Tech support information: network_not_allowed
The host that is being accessed via the Internet through WSS is resolving the host to an RFC1918 IP address. The Internet routers do not allow non-routable IP addresses on the Internet. Because there isn't a route to a non-routable IP address, the WSS proxy has to return an error.
To determine if the host resolves to a non-routable IP address, you can do a dig or nslookup on the host. Sometimes the host will be load balanced between two IP addresses, one of which is valid. This means that the website might intermittently work.
Since the DNS records are controlled by a third-party entity, WSS isn't able to fix the issue. The best way to resolve this kind of an error is to contact the DNS admin of the misconfigured site and have them fix their DNS record.
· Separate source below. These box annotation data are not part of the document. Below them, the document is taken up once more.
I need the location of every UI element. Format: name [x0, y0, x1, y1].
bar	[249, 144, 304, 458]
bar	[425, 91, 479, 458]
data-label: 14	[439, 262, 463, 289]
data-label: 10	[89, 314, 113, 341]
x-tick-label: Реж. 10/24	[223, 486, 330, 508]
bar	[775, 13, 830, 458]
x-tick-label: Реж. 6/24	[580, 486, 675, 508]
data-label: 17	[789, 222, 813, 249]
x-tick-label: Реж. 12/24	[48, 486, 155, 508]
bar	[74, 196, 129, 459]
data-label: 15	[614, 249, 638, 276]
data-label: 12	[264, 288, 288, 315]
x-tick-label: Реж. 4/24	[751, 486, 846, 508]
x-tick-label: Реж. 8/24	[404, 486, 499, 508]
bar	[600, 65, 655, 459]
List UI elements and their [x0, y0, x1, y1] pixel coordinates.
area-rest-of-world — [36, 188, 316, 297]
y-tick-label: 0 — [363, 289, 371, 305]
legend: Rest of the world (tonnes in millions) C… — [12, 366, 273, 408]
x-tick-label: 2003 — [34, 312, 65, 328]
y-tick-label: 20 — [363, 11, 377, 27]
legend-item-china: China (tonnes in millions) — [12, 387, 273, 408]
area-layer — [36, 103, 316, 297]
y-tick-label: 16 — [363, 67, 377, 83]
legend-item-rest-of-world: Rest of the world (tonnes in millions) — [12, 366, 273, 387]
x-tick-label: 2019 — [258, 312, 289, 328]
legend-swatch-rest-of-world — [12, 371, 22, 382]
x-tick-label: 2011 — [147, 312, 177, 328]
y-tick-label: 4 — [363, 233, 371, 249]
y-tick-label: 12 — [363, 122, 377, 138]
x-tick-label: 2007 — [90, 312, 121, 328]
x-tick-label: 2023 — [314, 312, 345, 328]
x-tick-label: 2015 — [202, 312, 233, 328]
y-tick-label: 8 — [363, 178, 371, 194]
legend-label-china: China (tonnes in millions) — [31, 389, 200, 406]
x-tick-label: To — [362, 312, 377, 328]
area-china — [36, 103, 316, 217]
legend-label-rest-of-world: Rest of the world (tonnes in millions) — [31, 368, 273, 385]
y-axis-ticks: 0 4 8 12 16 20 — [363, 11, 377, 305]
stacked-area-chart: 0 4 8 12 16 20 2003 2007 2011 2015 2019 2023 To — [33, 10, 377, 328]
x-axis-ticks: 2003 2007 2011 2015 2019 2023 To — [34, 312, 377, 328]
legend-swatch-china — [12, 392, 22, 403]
If that is not possible to do, then another option is to bypass the site from the WSS service and go direct.
Pertinent information from RFC1918:
The Internet Assigned Numbers Authority (IANA) has reserved the following three blocks of the IP address space for private internets: 10.0.0.0 - 10.255.255.255 (10/8 prefix)
172.16.0.0 - 172.31.255.255 (172.16/12 prefix) 192.168.0.0 - 192.168.255.255 (192.168/16 prefix)
Because private addresses have no global meaning, routing information about private networks shall not be propagated on inter-enterprise links, and packets with private source or destination addresses should not be forwarded across such links. Routers in networks not using private address space, especially those of Internet service providers, are expected to be configured to reject (filter out) routing information about private networks. If such a router receives such information the rejection shall not be treated as a routing protocol error. Indirect references to such addresses should be contained within the enterprise. Prominent examples of such references are DNS Resource Records and other information referring to internal private addresses. In particular, Internet service providers should take measures to prevent such leakage.